リリウオカラーニ女王
今も歌われているハワイの歌に、「Kaulana Na Pua」 という曲があります。その4番に、ハワイ語で次のように詠われています。
Ma hope makou o Lili’ulani (私たちはリリウオカラーニを応援します)
A loa’a ‘e ka pono o ka ‘aina (この大地の権利を得る日まで)
Ha’ina ‘ia mai ana ka puana (物語を繰り返します)
‘O ka po’e I aloha o ka ‘aina (この大地を愛する人々の権利を)
「リリウオカラーニ」は、兄カラーカウア王の死去にともない、1891年に
ハワイ王国の女王になった人です。
しかし、その僅か4年後に、王国は、ハワイに住むアメリカ人たちによって倒され、彼女は女王の座を追われました。
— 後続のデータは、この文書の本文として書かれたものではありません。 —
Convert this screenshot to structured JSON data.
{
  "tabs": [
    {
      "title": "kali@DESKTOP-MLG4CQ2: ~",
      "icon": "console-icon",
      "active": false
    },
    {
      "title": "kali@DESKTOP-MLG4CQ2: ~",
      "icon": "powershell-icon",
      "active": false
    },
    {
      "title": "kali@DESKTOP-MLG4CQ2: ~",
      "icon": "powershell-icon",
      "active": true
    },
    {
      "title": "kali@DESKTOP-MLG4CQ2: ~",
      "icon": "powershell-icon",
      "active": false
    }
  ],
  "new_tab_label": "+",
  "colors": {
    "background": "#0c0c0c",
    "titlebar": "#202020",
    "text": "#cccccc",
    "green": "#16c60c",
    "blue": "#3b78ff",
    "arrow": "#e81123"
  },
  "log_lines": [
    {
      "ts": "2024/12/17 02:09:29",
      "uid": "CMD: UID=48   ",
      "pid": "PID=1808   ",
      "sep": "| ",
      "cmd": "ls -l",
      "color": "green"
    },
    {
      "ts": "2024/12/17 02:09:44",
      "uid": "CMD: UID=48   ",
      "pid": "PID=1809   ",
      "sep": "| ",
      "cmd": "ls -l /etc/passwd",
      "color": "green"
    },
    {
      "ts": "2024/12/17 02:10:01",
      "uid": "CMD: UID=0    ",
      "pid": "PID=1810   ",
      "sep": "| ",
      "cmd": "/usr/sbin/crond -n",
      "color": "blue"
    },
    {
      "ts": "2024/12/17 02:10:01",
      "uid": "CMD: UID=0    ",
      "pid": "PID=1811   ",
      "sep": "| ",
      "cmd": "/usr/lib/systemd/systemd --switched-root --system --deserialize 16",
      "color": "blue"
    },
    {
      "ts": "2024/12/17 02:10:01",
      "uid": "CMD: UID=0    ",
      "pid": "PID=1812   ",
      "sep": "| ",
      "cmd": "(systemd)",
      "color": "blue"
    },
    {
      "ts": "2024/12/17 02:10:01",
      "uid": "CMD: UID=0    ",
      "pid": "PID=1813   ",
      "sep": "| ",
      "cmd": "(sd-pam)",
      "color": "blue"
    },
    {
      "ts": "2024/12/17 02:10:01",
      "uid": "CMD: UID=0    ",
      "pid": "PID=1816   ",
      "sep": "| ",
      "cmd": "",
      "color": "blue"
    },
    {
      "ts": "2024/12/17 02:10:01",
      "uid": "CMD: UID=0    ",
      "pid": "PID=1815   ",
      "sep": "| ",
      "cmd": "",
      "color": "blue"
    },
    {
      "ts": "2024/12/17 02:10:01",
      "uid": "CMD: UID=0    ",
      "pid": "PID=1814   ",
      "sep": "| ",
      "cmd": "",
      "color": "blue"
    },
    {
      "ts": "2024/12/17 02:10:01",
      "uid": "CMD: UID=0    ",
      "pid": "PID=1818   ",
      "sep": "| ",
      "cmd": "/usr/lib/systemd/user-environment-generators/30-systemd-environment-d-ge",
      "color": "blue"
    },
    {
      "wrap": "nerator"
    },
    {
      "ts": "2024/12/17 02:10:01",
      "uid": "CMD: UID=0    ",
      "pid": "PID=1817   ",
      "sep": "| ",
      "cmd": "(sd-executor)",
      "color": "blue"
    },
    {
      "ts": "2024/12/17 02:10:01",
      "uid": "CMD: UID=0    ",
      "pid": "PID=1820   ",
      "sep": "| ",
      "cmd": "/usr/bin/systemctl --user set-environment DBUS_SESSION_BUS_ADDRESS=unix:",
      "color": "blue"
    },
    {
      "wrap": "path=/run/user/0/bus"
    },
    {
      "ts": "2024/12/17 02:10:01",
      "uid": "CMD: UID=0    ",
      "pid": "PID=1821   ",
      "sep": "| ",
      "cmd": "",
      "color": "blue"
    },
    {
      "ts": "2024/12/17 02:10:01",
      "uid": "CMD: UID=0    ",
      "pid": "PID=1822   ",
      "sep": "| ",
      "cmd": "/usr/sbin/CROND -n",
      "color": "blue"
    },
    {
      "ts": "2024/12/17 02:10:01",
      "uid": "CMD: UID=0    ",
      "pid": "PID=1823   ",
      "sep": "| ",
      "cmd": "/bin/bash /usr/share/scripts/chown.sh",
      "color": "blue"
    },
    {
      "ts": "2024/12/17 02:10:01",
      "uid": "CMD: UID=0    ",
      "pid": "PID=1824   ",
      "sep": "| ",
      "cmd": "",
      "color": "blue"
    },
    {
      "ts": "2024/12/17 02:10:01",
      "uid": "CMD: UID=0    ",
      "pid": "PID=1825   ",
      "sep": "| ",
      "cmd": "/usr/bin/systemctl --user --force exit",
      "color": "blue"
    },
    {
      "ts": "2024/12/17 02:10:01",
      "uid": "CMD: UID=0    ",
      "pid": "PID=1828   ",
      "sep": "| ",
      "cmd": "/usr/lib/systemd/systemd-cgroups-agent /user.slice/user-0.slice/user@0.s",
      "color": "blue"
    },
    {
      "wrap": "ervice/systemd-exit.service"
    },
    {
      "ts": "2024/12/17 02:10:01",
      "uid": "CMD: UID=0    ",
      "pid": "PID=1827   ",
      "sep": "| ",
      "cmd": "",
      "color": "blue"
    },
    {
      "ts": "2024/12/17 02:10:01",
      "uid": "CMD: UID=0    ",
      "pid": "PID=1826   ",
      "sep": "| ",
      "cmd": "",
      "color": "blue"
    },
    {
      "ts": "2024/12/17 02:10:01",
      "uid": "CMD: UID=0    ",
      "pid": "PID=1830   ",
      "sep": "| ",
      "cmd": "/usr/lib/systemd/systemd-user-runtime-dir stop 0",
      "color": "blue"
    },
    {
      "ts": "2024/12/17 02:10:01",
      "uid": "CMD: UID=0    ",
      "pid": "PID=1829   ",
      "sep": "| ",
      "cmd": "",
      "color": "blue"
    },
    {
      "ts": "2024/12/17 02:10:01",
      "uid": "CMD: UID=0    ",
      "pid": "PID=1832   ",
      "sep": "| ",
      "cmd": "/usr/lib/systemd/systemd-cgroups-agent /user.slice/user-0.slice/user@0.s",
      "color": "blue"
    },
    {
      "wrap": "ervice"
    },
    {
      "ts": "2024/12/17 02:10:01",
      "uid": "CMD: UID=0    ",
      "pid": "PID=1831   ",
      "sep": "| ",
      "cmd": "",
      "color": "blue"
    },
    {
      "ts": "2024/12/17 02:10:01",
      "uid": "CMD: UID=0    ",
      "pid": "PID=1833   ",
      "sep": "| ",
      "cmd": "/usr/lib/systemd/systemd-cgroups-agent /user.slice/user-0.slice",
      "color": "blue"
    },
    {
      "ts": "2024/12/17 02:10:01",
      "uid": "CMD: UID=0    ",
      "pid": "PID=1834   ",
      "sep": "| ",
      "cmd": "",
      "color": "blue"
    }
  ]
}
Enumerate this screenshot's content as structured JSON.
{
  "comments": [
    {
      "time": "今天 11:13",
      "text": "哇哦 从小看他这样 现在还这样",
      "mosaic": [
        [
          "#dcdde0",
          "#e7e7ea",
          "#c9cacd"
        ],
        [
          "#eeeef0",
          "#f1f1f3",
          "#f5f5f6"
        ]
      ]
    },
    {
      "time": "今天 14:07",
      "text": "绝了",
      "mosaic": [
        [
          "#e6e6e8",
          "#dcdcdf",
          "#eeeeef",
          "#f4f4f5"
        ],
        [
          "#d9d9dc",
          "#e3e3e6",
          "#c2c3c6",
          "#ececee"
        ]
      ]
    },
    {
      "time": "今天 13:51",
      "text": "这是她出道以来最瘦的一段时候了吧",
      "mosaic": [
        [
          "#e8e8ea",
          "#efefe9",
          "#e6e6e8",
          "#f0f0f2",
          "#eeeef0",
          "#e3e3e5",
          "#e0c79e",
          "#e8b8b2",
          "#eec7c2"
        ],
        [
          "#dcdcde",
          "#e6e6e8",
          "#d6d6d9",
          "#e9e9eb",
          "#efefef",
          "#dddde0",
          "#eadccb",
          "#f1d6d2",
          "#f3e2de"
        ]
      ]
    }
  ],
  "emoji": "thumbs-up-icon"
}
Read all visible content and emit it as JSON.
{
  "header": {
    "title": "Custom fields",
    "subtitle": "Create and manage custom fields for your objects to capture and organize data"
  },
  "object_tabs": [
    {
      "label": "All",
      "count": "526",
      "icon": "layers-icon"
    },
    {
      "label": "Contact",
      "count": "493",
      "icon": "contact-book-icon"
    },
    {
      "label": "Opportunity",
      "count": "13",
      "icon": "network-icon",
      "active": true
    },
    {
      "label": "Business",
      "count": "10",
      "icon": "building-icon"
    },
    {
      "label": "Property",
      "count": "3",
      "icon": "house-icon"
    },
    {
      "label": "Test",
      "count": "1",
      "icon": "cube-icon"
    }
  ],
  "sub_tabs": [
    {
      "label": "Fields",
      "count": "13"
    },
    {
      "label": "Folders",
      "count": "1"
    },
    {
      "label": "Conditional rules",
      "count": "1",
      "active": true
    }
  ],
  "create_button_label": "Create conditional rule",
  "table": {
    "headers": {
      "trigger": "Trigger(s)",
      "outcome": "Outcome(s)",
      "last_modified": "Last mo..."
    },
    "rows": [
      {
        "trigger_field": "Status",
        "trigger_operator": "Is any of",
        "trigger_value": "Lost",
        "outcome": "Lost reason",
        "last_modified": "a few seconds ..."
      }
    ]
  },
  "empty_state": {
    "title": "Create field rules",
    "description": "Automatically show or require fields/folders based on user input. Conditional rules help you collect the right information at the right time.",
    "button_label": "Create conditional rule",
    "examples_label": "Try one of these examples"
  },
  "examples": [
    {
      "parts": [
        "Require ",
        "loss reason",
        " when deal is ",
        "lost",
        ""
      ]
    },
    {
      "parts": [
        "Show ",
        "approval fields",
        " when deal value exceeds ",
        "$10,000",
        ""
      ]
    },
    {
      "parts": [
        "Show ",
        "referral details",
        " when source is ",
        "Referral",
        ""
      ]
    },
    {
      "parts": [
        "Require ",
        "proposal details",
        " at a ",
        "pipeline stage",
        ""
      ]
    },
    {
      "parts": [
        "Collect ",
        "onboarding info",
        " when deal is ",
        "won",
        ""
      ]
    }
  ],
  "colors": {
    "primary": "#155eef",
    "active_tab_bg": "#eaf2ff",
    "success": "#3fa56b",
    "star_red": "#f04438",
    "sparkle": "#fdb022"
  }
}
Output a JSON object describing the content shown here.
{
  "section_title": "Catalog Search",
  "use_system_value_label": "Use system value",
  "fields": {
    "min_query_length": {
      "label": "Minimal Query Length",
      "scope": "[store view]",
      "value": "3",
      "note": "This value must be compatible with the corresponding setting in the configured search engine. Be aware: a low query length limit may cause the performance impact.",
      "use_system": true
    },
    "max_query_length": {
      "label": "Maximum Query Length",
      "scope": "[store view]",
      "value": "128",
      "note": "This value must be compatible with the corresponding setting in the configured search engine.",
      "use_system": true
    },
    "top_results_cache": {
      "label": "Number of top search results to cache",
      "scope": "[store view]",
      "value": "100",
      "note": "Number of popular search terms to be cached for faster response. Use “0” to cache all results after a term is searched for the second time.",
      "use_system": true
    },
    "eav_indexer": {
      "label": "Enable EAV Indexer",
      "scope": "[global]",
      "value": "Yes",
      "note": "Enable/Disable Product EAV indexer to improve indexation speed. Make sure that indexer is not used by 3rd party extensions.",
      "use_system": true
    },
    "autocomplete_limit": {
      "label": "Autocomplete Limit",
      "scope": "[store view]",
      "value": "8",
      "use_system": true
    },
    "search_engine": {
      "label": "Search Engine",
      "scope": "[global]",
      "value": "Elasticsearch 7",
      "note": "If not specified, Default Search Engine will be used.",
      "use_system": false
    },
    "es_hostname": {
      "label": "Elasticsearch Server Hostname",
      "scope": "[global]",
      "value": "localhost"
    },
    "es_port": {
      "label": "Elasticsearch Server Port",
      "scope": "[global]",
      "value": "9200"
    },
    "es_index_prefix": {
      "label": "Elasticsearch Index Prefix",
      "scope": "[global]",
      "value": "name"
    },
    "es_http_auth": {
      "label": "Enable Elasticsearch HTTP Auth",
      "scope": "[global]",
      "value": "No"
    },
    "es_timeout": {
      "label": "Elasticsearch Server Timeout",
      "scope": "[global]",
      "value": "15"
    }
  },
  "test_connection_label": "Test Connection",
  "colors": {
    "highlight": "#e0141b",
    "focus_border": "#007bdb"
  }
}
新しくできたハワイ共和国は、1898年にアメリカ合衆国の準州となり、
さらに1959年、正式に第50番目の州となりました。
ハワイにはアメリカから巨大資本が投下され、美しい街や住宅地、公園、高速道路などの生活基盤が整備され、多くのホテルやマンションが建ち並び、世界の観光地となりましたが、ハワイ人は今なお複雑な思いで生きています。
ハワイ人が、自分たちの大地を、文化を、国を、アメリカに奪われてしまったという事実は動きません。できることなら、いつの日か、また自分たちの手に取り戻したいという切なる願望を持ち続けています。
リリウオカラーニは音楽の才能に溢れ、「アロハ・オエ」をはじめ、多くの美しい曲を作曲し、1917年に79歳で永眠しましたが、今なおハワイ人から深く愛されています。